Blue? Black? Red? AMOLED panels will allow you to change the color of your car's 'paint' in seconds
La Jaguar – Land Rover is adapting the technology used in curved TVs and flexible wearable devices to develop AMOLED panels for cars, so that they can be personalized with the touch of a touchscreen.
The use of this technology called LESA (Lightweight Electronics in Simplified Architecture) will lead to the construction of car interiors totally without buttons. Inside we will also have large wraparound dashboards and outside body panels that change color (and will essentially be curved and huge AMOLED screens).
The technology, which uses printed circuit boards on non-metallic materials, will also be able to significantly reduce the size and weight of on-board electronics, making it possible to add many more systems than would be sustainable today: including additional displays and solar panels for feed everything.
It is designed as a drawing, it is printed as a vase
LESA has a strong vocation for use with CAD software to design: the designer sets up LEDs and systems on a sort of 2D "paper model", and then "folds" them into 3 dimensions to test their performance.

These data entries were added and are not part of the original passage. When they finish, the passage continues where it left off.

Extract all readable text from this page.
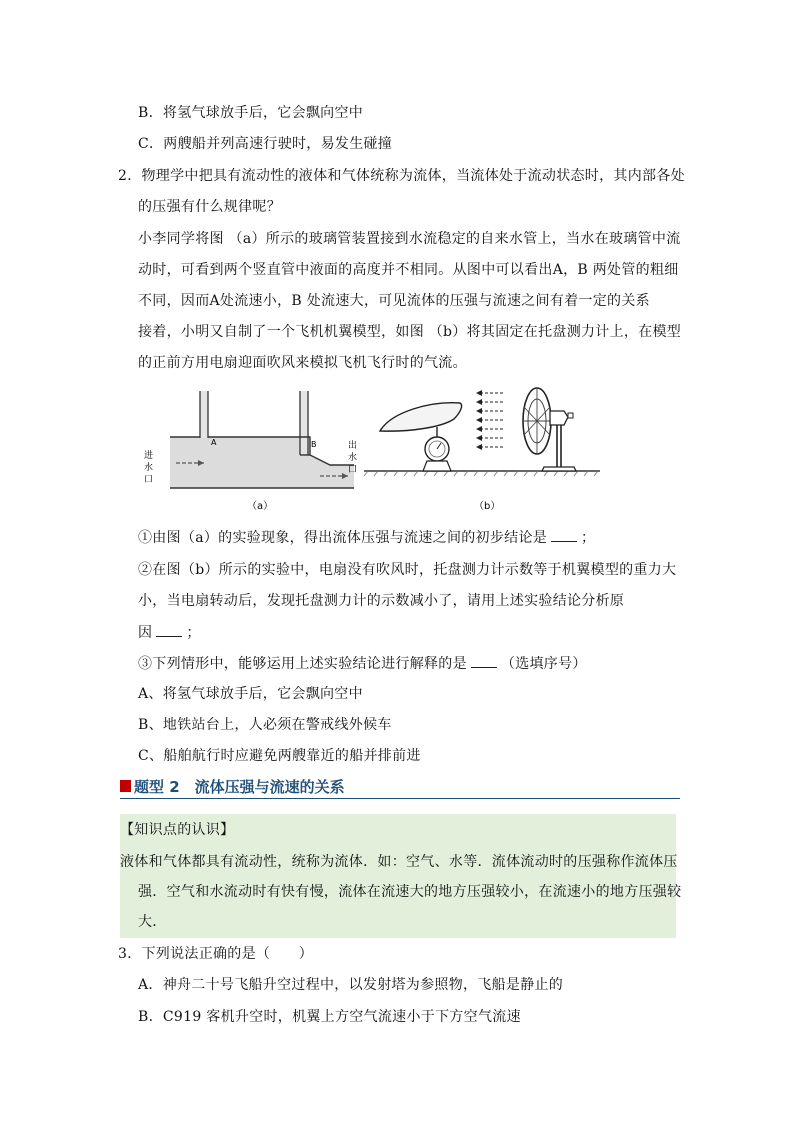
B．将氢气球放手后，它会飘向空中
C．两艘船并列高速行驶时，易发生碰撞
2．物理学中把具有流动性的液体和气体统称为流体，当流体处于流动状态时，其内部各处
的压强有什么规律呢？
小李同学将图 （a）所示的玻璃管装置接到水流稳定的自来水管上，当水在玻璃管中流
动时，可看到两个竖直管中液面的高度并不相同。从图中可以看出A，B 两处管的粗细
不同，因而A处流速小，B 处流速大，可见流体的压强与流速之间有着一定的关系
接着，小明又自制了一个飞机机翼模型，如图 （b）将其固定在托盘测力计上，在模型
的正前方用电扇迎面吹风来模拟飞机飞行时的气流。
A	B
进
水
口
出
水
口
（a）	（b）
①由图（a）的实验现象，得出流体压强与流速之间的初步结论是 ；
②在图（b）所示的实验中，电扇没有吹风时，托盘测力计示数等于机翼模型的重力大
小，当电扇转动后，发现托盘测力计的示数减小了，请用上述实验结论分析原
因 ；
③下列情形中，能够运用上述实验结论进行解释的是 （选填序号）
A、将氢气球放手后，它会飘向空中
B、地铁站台上，人必须在警戒线外候车
C、船舶航行时应避免两艘靠近的船并排前进
题型 2　流体压强与流速的关系
【知识点的认识】
液体和气体都具有流动性，统称为流体．如：空气、水等．流体流动时的压强称作流体压
强．空气和水流动时有快有慢，流体在流速大的地方压强较小，在流速小的地方压强较
大．
3．下列说法正确的是（　　）
A．神舟二十号飞船升空过程中，以发射塔为参照物，飞船是静止的
B．C919 客机升空时，机翼上方空气流速小于下方空气流速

Once this design process is complete, the part can be fabricated with the circuitry already printed inside.
Jaguar Land Rover has already used the technology to create an aerial control panel prototype. It weighs 60% less compared to a conventional design and has one sensationally lower thickness: 3,5mm instead of 50mm.
The timing of commercialization is not entirely clear yet, but the company has big plans for it. “Healthcare, aerospace, consumer technology and military industries. Fields that are already exploiting the benefits of structural electronics and our research is leading the way in the automotive sector by bringing it into the cabin for the first time”Said Ashutosh Tomar, Technical director for research in Jaguar Land Rover.